Reporting and Accounting for Intangibles and Intellectual Property
Representative recent clients include: Fisher Scientific, GE and Pramerica.
Broadly the implementation process can be summarised by five phases; identification and due-diligence, analysis of purchase price, testing of purchase price, determination of the type of acquired asset and determine their value.
The fair values of working and identified tangible and intangible assets are subtracted from the purchase price and the residual represents acquired goodwill value.
If fair values exceed the purchase price they are reduced on a pro-rata basis to the purchase price. In that case, no goodwill exists.
The standards can be vague and confusing.
We are continually evaluating practices and promulgations.
When we can we will provide clarity to the area of business combinations at our NewsDesk.
Greater convergence then but internally generated intangibles are yet again not treated with the respect they deserve. If you are unhappy about this the Operating Financial Review document, compulsory soon for all UK listed companies, will, for all IPR, be the place to be seen.

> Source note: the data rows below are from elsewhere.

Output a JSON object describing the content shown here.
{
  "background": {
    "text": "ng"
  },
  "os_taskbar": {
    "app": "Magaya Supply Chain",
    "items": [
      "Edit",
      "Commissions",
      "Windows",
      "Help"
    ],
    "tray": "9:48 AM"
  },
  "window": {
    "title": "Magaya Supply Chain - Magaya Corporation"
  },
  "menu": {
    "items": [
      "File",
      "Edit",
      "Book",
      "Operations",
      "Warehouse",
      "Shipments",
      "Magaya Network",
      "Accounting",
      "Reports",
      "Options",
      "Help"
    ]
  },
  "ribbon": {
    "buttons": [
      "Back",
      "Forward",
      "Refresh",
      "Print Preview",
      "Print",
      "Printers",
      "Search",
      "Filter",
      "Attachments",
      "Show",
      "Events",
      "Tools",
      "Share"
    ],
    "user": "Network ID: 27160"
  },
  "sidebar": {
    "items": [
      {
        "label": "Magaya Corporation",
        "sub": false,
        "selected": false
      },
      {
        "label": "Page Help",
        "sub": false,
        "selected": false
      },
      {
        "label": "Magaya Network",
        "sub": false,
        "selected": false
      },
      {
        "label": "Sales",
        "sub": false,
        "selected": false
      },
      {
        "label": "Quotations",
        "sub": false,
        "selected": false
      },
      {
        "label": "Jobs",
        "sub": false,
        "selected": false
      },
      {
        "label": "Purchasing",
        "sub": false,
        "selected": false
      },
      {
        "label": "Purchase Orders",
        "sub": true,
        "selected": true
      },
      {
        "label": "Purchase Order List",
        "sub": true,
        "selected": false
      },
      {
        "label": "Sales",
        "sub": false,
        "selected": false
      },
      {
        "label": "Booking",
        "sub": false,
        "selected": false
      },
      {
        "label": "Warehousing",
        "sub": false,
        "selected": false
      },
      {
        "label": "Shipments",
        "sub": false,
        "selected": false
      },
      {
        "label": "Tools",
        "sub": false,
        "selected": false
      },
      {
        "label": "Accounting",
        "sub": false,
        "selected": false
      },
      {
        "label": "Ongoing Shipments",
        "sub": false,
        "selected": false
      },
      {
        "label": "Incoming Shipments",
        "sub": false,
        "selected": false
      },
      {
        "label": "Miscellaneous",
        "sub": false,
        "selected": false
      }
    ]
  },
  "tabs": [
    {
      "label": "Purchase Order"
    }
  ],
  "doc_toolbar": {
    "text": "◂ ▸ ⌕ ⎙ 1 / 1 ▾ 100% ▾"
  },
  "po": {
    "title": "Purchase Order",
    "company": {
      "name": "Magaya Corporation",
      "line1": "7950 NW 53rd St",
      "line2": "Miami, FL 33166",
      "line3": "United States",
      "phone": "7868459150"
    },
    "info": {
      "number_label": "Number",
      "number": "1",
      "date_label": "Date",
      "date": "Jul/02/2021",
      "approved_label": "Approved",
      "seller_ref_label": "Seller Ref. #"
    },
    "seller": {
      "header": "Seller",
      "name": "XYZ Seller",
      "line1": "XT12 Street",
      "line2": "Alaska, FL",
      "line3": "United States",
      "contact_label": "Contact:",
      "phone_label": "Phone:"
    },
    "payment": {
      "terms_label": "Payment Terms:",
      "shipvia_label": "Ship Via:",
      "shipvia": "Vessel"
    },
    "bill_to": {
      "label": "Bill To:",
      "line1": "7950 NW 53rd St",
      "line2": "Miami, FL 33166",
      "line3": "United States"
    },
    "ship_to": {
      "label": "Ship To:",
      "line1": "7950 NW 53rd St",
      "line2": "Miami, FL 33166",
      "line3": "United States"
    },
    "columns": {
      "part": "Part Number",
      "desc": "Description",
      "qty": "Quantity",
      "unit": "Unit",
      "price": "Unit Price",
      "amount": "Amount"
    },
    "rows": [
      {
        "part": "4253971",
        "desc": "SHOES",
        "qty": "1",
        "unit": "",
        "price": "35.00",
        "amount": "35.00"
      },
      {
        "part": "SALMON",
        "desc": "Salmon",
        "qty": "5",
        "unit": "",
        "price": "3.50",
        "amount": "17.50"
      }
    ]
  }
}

The smartest companies, including unquoted or quoted will as usual accompany the annual report with a supplement with intangibles information and valuation. In surveys it has been shown that those who report in this way are more likely to receive upbeat views from analysts.
Conceptually there is no difference to a creditor or shareholder whether IPR was purchased or developed in house. In either case they have value because they generate future cashflows. Why should accounting treatment differ.